By Anonymous
Some days I wish I had been born into a different family. Not because I hate mine but because loving them feels like carrying something sharp in my chest. And I’m tired of bleeding quietly.
Growing up, I always knew we were broken. Not in the loud, explosive way that draws attention, but in the silent, heavy kind of way that sits in your stomach and never moves. We didn’t talk much. We didn’t hug. We just existed in the same house, careful not to step on each other’s wounds.
My parents fought in ways that left bruises without fists. They used silence like a weapon. Days, sometimes weeks, would pass without a single word between them. And in that quiet, I learned to keep everything inside. I learned that emotions were dangerous. That vulnerability got punished. That love came with conditions.
I remember once, when I was about 13, I got second place in a school competition. I came home proud, smiling, certificate in hand. My dad barely looked up from the TV. My mom said, “So why didn’t you come first?” It wasn’t cruel. It was casual. Like disappointment was our family language.

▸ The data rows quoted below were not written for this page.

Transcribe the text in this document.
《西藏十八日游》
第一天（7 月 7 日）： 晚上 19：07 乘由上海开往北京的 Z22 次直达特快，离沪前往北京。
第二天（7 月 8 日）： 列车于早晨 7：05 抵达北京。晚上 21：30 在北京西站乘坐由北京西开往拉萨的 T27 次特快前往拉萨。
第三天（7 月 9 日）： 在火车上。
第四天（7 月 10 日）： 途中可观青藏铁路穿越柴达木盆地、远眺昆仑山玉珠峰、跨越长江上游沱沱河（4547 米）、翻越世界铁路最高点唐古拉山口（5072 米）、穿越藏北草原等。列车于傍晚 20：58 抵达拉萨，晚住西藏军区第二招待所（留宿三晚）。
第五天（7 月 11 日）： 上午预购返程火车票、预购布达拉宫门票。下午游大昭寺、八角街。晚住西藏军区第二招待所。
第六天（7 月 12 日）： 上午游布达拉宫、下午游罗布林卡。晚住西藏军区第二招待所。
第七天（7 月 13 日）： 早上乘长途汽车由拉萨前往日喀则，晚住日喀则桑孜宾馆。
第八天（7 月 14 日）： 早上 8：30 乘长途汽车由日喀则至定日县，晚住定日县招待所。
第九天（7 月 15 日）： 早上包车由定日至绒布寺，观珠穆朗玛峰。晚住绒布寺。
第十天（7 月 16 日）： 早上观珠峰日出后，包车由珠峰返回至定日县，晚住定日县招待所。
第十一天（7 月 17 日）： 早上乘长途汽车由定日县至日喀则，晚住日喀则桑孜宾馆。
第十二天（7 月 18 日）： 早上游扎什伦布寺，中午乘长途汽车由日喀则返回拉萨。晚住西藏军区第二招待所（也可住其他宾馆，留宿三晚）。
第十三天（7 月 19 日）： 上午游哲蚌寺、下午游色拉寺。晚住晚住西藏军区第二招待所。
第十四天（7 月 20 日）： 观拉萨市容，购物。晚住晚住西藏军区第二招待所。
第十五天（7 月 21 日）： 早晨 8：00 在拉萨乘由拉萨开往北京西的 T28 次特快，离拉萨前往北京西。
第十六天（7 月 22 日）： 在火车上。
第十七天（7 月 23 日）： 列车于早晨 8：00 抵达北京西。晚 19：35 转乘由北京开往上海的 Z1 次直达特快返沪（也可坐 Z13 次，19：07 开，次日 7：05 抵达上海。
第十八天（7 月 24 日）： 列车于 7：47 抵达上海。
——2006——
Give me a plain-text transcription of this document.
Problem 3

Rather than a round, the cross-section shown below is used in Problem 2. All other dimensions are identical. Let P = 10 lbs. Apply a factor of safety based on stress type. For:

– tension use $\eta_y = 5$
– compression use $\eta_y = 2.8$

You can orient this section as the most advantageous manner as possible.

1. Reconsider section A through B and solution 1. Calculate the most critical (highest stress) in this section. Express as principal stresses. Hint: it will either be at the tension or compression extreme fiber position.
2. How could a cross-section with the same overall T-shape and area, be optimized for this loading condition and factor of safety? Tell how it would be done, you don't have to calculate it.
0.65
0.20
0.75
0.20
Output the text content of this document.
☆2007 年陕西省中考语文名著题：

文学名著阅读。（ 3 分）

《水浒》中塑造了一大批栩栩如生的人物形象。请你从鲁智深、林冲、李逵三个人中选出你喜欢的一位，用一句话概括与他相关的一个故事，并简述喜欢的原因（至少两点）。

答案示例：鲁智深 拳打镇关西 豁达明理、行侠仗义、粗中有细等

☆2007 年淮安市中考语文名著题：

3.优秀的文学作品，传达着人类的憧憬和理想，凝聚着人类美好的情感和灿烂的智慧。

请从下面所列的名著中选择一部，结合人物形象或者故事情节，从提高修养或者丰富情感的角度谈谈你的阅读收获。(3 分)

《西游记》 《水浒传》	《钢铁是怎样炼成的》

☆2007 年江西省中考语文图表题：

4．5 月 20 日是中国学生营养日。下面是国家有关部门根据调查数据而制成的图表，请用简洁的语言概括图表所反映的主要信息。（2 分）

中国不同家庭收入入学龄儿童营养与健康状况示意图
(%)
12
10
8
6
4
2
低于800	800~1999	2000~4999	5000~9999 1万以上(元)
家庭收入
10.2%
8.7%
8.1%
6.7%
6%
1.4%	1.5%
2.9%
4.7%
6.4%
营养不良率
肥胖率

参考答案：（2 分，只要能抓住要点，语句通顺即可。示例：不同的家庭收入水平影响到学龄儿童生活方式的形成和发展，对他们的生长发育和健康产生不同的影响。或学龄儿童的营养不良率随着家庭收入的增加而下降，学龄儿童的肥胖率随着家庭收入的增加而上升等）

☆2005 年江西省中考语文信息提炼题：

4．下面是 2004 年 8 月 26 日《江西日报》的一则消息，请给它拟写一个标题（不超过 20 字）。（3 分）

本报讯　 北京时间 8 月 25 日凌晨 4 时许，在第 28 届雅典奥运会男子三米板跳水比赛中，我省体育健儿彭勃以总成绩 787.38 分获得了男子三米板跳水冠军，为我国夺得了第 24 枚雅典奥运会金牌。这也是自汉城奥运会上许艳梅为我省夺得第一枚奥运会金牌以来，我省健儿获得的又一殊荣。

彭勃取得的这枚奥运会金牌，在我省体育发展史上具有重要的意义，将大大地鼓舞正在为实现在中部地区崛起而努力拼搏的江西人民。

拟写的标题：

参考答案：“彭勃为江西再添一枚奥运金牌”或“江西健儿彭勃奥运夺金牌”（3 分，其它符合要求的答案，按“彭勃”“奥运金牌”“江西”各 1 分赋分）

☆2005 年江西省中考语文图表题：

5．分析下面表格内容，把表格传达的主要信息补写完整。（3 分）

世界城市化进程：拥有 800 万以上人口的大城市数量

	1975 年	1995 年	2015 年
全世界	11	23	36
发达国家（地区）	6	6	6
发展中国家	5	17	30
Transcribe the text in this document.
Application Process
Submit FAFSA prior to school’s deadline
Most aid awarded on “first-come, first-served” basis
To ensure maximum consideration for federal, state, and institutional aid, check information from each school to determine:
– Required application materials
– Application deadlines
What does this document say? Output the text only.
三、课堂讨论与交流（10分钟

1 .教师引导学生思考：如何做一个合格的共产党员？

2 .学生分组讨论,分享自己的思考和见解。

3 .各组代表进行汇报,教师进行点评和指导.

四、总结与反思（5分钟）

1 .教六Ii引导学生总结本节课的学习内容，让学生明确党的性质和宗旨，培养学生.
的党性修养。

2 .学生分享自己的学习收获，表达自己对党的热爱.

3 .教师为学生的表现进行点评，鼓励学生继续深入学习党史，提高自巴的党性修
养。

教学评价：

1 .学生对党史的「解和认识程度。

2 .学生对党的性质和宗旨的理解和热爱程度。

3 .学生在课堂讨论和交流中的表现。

I carried that memory for years. And it planted a voice in my head that still whispers, “You’re never enough.”
Now, I’m an adult. I live in another city. I have my own space, my own life, but the weight of that house still follows me. I find myself checking my tone too much in relationships. I say sorry even when I haven’t done anything wrong. I shut down when I feel too seen. I don’t know how to let people love me because I’m still waiting for them to find fault.
Last Christmas, I went home. I promised myself I’d be calm, patient, different. I lasted 36 hours before breaking down in the bathroom, sobbing into a towel because my mom had casually mocked my career again, said writing wasn’t “real work.” My dad just nodded. My brother scrolled through his phone.
I keep asking myself, “Why do I go back?” And the answer is simple: I still want their love. I still want the version of family I never had. I want to believe we can change. That maybe, with time, we’ll learn how to care without hurting.
But lately, I’ve been asking harder questions. Like: What if that never happens? What if loving them means losing myself?
I used to think boundaries were selfish. Now I know they’re survival. So I’ve started pulling back not out of hate, but out of self-preservation. I answer fewer calls. I skip the guilt-tripped visits. I let their comments roll off me, or at least I try.
I still love them. In a quiet, complicated way. But I’m learning that love isn’t always enough. Not when it leaves you broken.
I want to build something better for myself. A chosen family. A life where I don’t have to earn affection. Where “I’m proud of you” isn’t a phrase I’ve had to imagine hearing. Where safety doesn’t mean silence.
Some days I still ache for them to see me. To really see me. Not the child they expected, but the person I’ve become. I want to believe they’re trying, in their own way. But I also know that sometimes people don’t change. Not because they don’t love you, but because they never learned how.
And that’s the hardest part of growing up, accepting that healing might mean letting go.
So, this is my quiet confession:
I love my family.
But I don’t always like them.
And right now, that’s the most honest thing I can say.